Gray (Madame Blavatsky’s Victorian Nightmares, 2017, etc.) met Darren during orientation at Palmer College of Chiropractic in Iowa. She was from Florida, he from Verona, Pennsylvania, just outside of Pittsburgh. For her, it was indifference at first sight. Not so for him. It took almost four months of persistence for Darren to get the author to start dating him seriously. Three months later, they were engaged. He took her home for Christmas to meet his parents and sister. That would have been a good time for Gray to call it quits. Future mother-in-law Charlene welcomed the news of their engagement with tears and profanities. Future sister-in-law Krystal “stalked around the house like a feral cat.” Misgivings notwithstanding, the couple were married about a year before graduation and returned to Iowa following the wedding. After graduation, they made their first mistake. They came back to the Pittsburgh area and moved in with Darren’s parents. Over the next few months, as they searched for chiropractic jobs, the author channeled her rage at Charlene’s constant snipes and general hostility into a journal.
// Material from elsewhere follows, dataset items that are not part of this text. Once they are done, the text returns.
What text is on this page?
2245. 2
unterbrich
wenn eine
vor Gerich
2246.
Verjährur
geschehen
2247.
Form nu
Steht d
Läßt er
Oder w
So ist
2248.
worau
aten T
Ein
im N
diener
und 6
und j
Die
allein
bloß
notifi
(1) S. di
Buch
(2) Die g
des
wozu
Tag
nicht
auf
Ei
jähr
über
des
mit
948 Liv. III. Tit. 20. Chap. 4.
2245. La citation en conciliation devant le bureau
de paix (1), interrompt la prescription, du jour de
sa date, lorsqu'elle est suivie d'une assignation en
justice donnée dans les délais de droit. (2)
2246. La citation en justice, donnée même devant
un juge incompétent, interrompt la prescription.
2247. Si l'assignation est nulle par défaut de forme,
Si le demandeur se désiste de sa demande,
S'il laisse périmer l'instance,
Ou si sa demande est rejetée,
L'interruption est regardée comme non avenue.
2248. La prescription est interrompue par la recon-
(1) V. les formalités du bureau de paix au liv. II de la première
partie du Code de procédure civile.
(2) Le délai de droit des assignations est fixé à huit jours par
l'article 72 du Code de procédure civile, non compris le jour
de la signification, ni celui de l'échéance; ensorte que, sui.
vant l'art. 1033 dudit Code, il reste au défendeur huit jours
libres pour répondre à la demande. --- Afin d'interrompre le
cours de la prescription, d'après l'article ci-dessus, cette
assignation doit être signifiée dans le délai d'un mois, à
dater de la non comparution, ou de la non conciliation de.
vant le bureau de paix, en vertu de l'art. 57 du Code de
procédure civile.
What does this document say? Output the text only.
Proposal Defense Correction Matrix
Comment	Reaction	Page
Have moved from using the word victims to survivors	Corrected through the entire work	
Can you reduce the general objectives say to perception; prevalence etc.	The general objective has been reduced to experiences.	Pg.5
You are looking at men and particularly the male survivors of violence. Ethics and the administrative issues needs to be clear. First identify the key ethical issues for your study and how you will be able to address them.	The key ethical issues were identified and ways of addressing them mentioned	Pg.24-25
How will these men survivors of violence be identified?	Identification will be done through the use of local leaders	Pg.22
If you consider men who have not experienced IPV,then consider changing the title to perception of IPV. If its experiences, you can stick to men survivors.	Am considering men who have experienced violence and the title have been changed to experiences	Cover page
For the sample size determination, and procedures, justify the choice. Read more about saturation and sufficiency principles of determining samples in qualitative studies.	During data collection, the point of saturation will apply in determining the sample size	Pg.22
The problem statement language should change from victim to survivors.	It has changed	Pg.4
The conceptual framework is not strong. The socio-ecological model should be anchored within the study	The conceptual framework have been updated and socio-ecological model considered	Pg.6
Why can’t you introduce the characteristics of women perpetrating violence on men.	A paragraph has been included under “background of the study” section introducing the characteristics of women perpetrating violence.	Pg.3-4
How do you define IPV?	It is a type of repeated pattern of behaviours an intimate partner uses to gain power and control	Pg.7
She left that journal behind, tucked in a drawer beneath her underwear, when the couple went to North Carolina to visit Gray’s parents. Charlene found the journal and called Darren in a crazed, vituperative rage. The couple decided to move to North Carolina. In prose overflowing with a healthy dose of sarcastic humor, considerable anger, and an ample supply of recriminations (self- and otherwise), Gray chronicles the 15 mostly dysfunctional years they spent together, from the time they met until they parted. In her engrossing, sharp-edged book, the author—who sometimes overindulges in cathartic expletives—shows that abuse comes in many forms. While Gray details several occurrences of physical violence, she recalls that she held on to the marriage through countless incidents of alcohol-infused verbal aggression. According to the author, Darren’s simpering acquiescence to Charlene—who vociferously ruled her family with a nasty iron fist—was in stark contrast to his demeaning and controlling behavior toward Gray. Readers will find themselves frequently yelling at her, “Get out now!”  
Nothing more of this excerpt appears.